The diagnosis of these secondary nasosinus localizations is often concomitant with other metastatic bone and visceral lesions which largely determine the patient’s prognosis.
The therapeutic strategy generally includes: local treatment with radiotherapy for analgesia and local control to avoid serious functional or vital complications and systemic treatment with palliative chemotherapy even if the response to systemic treatment remains weak . In our patients, hypofractionated radiotherapy made it possible to obtain a rapid analgesic effect and significant local control even if one of the patients died 5 months after the diagnosis. It is important to emphasize that the prognosis of these patients is poor and that in the majority of published cases the overall survival at 1 year was zero   . A patient was still alive in good general condition 16 months after the onset of nasosinus metastases and this after hypo-fractionated local radiotherapy, sequential chemotherapy type 4AC60 + 4 Taxotere + 6 Zometa and mastectomy.left of cleanliness.

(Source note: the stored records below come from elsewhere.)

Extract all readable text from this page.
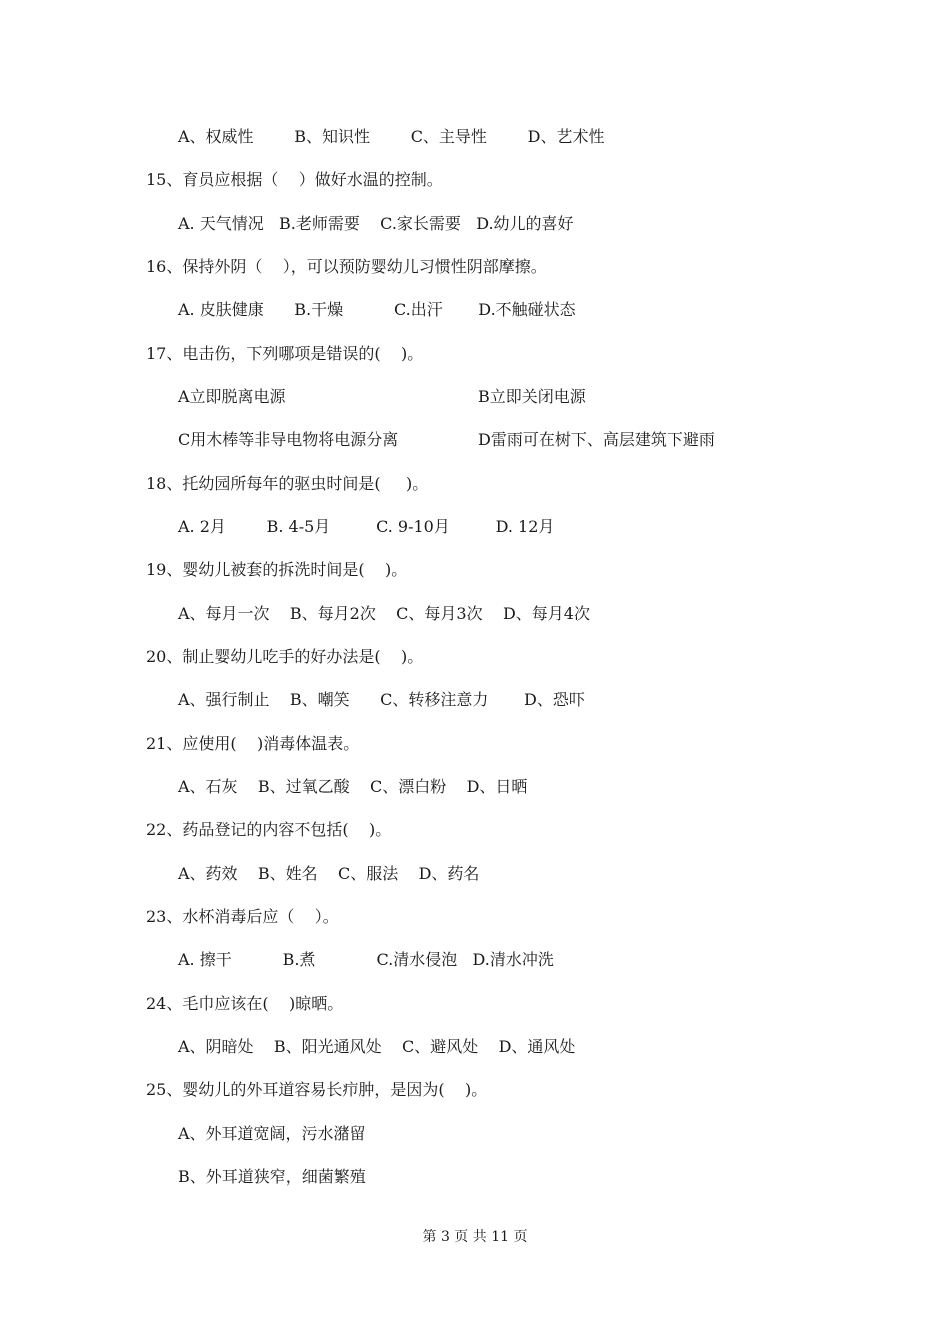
A、权威性        B、知识性        C、主导性        D、艺术性
15、育员应根据（    ）做好水温的控制。
A. 天气情况   B.老师需要    C.家长需要   D.幼儿的喜好
16、保持外阴（    ），可以预防婴幼儿习惯性阴部摩擦。
A. 皮肤健康      B.干燥          C.出汗       D.不触碰状态
17、电击伤，下列哪项是错误的(    )。
A立即脱离电源	B立即关闭电源
C用木棒等非导电物将电源分离	D雷雨可在树下、高层建筑下避雨
18、托幼园所每年的驱虫时间是(     )。
A. 2月        B. 4-5月         C. 9-10月         D. 12月
19、婴幼儿被套的拆洗时间是(    )。
A、每月一次    B、每月2次    C、每月3次    D、每月4次
20、制止婴幼儿吃手的好办法是(    )。
A、强行制止    B、嘲笑      C、转移注意力       D、恐吓
21、应使用(    )消毒体温表。
A、石灰    B、过氧乙酸    C、漂白粉    D、日晒
22、药品登记的内容不包括(    )。
A、药效    B、姓名    C、服法    D、药名
23、水杯消毒后应（    ）。
A. 擦干          B.煮            C.清水侵泡   D.清水冲洗
24、毛巾应该在(    )晾晒。
A、阴暗处    B、阳光通风处    C、避风处    D、通风处
25、婴幼儿的外耳道容易长疖肿，是因为(    )。
A、外耳道宽阔，污水潴留
B、外耳道狭窄，细菌繁殖
第 3 页 共 11 页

Nasosinus metastases of breast cancer are very rare but possible, this diagnosis should be evoked before any nasosinus manifestation in a patient with a history of breast cancer, which would make it possible to make an early diagnosis and avoid as much possible as locoregional complications. Despite the poor prognosis generally associated with this picture due to generalized disease, radiotherapy offers good local control.
The informed consent of the two patients was obtained at the diagnosis before the writing of these clinical cases.